Kegiatan ini dapat dilaksanakan khusus kegiatan tahlil, meski banyak kegiatan tahlil ini ditempelkan pada kegiatan inti lainnya. Misalnya, setelah dzibaan disusul dengan tahlil, acara tasmiyah
(memberi nama bayi), khitanan, dan lainnya (Munawir, 2008: 276). Sebelum masuk pada acara inti, yaitu tahlil, biasanya diantarkan kalimat-kalimat untuk mendekatkan diri kepada Allah. Lalu, bacaan Al-Qur‟an sebagai pengantarnnya. Pada umumya bacaan Al-Qur‟an yang ditemui adalah bacaan surat yasin. Dalam rangkaian-rangkaian doa itu dipimpin oleh imam upcara yang memiliki pengetahuan lebih dalam agama. Imam tersebut disebutnya sebagai modin atau lebe dalam masyarakat Islam Jawa.

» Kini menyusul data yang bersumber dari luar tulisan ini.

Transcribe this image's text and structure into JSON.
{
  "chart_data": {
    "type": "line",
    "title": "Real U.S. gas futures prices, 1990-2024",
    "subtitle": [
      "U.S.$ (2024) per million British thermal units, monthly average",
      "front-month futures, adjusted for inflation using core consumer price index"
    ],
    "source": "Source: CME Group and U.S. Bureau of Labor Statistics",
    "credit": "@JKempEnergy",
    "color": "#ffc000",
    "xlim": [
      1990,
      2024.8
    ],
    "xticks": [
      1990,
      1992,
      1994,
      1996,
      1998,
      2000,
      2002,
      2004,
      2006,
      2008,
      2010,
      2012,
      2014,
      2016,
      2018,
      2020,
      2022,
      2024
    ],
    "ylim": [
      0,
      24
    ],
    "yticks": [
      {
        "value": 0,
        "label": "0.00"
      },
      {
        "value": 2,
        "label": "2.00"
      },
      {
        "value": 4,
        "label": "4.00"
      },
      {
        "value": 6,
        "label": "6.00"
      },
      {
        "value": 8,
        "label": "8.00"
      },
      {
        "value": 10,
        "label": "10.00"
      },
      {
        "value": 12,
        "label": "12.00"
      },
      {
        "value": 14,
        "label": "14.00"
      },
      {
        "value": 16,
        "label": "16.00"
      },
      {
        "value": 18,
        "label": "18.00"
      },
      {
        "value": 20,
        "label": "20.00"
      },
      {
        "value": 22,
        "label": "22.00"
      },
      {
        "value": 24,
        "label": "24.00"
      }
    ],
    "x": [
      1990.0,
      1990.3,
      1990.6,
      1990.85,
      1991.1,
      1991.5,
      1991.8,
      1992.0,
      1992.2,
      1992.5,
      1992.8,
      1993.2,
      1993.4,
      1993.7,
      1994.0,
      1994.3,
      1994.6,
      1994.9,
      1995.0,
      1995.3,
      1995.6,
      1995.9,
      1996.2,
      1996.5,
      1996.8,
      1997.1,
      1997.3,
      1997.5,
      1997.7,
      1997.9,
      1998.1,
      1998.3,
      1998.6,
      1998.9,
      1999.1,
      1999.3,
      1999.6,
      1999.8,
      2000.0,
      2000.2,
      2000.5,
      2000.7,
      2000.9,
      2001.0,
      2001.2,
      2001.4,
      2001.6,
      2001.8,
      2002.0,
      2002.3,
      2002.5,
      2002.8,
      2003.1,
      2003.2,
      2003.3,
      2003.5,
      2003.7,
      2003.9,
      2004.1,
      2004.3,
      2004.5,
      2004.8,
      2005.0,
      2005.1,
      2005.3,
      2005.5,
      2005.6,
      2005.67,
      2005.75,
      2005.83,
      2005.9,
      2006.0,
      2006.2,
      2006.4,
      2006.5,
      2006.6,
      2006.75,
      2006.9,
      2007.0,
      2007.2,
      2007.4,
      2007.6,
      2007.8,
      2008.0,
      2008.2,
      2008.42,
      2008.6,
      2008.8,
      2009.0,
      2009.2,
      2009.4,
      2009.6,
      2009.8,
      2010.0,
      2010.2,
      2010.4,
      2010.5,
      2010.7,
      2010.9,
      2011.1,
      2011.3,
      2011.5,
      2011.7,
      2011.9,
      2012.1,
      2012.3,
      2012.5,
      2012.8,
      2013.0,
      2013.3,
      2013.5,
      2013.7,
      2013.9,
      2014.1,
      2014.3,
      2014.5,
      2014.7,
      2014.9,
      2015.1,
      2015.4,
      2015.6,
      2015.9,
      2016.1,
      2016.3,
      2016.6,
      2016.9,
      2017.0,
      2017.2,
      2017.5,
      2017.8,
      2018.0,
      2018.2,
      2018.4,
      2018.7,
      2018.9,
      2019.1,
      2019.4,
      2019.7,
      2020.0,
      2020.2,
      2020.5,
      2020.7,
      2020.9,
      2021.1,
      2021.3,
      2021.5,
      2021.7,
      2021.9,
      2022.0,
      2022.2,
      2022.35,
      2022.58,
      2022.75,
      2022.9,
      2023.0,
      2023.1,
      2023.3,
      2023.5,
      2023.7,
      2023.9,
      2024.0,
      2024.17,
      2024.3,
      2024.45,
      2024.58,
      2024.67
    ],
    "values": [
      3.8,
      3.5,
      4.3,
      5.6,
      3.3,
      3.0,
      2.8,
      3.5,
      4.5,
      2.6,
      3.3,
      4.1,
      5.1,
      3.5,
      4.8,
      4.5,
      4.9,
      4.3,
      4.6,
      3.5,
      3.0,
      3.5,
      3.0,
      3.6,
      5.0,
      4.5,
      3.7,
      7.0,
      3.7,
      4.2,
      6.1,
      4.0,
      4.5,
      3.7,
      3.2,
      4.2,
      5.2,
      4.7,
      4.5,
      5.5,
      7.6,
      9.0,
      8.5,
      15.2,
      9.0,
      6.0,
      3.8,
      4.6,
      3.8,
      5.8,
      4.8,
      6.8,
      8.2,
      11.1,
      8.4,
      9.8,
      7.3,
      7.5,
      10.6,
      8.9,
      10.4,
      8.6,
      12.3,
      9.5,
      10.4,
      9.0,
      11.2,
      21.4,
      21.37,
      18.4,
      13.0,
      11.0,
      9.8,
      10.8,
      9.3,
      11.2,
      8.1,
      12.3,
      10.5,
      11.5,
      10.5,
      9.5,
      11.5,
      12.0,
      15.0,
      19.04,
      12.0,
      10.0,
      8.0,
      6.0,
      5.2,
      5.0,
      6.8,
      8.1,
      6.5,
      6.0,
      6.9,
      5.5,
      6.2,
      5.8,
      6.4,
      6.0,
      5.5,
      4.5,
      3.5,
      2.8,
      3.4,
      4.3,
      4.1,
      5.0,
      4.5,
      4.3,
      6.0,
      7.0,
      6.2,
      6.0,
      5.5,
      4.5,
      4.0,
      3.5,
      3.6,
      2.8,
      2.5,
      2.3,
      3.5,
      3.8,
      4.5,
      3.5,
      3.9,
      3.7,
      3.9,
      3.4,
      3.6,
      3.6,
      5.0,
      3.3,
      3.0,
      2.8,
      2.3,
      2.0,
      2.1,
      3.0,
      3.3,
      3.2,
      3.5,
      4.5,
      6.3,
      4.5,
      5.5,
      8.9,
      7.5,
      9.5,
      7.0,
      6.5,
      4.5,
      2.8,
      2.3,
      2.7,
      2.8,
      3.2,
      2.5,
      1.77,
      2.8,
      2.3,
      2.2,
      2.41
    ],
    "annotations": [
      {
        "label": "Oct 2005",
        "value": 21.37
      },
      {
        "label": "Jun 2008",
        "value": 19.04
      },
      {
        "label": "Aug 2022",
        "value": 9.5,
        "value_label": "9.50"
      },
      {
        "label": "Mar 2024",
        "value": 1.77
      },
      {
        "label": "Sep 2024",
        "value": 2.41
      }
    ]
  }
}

Setelah ritual tahlilan selesai, pada umunya tuan rumah menghidangkan makanan dan minuman untuk Jamaah. Kadang masih ditambah dengan berkat buah tangan dalam bentuk makanan matang. Hidangan dan pemberian ini dimaksudkan sebagai shadaqah, yang pahalnya dihadiahkan (ditransfer) kepada orang yang sudah meninggal untuk didoakan tersebut, selain sebagai bentuk ungkapan rasa cinta dan kasih sayang dan silahturahim rohani (Sholikhin, 2010: 154).
Dengan demikian tanda terima kasih atas pengiriman doa yaitu menghidangkan makanan dan minuman. Biasanya yang dihidangkan makanan yang ringan, dan yang dibawa pulang makanan berat. Bentuk
makana yang dibawa pulang ini umumnya dikatakan berkat karena sudah didoakan.